Quick Guide to Consultative Sales—Part 1:
Notes on Persuasion

Notes on Persuasion

When attempting to persuade—whether in a sales call or a social interaction—it is possible to hurt your cause by “coming on too strong.” That's what happens when the persuader (the seller) focuses too heavily on the product or idea and too little on the buyer and how the product or idea appears from the buyer's perspective.

The best way to focus on the buyer is to ask questions which get the buyer to talk. There are two reasons—one psychological and one purely informational—why it’s good to get the buyer talking.

Psychological Benefit.   Your questions tell the buyer that you are concerned with his situation and his interests, and that you would like to know what he thinks and wants. If a buyer thinks you are concerned with his needs and that you have some sympathy or at least open-mindedness for his point of view, he will share more information with you. He will also lower his defenses and be more open to what you have to say.
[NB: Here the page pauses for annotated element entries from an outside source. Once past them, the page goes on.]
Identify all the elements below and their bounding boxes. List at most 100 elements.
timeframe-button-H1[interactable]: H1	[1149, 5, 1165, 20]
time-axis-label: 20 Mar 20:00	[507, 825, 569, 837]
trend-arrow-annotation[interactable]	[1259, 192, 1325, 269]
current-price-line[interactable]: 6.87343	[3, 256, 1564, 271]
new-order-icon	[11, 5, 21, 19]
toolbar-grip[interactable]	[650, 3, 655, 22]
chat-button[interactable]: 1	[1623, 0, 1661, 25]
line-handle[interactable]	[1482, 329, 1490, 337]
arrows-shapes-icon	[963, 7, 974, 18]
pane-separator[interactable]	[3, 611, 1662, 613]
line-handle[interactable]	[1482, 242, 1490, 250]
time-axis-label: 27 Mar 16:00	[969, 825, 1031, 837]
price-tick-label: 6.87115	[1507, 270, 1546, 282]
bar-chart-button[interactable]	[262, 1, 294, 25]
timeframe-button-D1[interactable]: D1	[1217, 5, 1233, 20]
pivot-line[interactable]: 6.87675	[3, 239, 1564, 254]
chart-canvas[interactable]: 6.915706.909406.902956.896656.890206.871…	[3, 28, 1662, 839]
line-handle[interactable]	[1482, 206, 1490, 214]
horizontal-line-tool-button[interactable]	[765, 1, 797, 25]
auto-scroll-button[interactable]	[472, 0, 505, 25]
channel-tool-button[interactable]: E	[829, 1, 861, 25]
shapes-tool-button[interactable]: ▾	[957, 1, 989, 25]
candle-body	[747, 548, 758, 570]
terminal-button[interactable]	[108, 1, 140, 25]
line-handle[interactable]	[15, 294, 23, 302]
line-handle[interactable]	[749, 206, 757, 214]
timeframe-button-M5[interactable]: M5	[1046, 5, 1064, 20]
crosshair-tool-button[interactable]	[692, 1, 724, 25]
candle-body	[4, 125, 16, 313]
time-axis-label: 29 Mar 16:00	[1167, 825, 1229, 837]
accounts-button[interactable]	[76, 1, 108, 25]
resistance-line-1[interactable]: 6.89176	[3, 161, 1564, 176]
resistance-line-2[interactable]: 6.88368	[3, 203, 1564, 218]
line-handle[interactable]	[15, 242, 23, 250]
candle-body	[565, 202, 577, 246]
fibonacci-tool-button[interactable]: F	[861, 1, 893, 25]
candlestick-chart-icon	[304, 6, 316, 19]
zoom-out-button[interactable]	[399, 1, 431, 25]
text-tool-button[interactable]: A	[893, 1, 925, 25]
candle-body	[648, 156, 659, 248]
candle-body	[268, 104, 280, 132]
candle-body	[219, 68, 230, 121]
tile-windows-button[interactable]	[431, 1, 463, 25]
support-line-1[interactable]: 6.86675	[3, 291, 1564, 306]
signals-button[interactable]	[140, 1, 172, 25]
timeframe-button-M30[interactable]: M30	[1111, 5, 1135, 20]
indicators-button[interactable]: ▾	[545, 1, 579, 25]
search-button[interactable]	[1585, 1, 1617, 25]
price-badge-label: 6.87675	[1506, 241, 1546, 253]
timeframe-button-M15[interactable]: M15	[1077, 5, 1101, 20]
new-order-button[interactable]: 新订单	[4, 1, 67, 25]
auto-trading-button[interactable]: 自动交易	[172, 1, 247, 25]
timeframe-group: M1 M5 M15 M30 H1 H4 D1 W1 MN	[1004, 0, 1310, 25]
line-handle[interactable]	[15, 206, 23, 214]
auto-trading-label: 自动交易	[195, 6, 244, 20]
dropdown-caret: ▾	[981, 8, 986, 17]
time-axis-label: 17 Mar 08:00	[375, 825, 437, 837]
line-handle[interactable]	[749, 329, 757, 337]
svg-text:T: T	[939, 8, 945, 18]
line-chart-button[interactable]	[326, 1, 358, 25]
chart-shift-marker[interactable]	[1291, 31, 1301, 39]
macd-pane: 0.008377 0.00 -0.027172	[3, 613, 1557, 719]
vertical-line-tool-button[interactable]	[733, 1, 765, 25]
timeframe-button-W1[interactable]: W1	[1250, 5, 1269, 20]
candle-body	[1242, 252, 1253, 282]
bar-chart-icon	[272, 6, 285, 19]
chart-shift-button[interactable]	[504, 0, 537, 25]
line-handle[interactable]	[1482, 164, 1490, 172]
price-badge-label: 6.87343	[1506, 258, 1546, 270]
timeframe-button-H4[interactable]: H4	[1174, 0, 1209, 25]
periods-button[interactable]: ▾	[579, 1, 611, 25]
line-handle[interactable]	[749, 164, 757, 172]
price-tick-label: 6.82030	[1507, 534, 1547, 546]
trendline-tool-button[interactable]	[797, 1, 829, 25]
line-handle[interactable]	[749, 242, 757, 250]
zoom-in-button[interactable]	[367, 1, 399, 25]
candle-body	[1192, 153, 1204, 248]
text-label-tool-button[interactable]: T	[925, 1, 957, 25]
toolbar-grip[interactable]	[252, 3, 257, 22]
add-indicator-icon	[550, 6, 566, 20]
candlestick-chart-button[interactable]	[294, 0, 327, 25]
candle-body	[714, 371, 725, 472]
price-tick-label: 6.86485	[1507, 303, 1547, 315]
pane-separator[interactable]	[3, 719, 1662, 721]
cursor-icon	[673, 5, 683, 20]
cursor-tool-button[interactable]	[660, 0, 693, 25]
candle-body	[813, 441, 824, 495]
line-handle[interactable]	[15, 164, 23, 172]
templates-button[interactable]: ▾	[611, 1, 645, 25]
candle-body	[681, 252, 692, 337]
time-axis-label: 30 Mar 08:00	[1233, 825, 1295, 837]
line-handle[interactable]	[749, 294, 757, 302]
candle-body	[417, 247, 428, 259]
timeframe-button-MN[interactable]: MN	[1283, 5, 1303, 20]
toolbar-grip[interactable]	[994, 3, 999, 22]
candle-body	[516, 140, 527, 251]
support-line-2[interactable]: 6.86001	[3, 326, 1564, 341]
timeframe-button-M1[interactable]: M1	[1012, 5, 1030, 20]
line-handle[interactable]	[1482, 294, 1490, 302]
Informational Benefit.   With the buyer talking and you actively listening, you are almost certain to learn something that will help you present your argument or solution most effectively. You may learn what the buyer wants and why the buyer is or is not interested in what you are about to propose. You may learn the buyer’s decision criteria and what objections the buyer is likely to raise to your proposal. This information can be extremely important when you present your argument or proposal, for it allows you to appeal directly to the buyer’s specific needs, interests, and predispositions.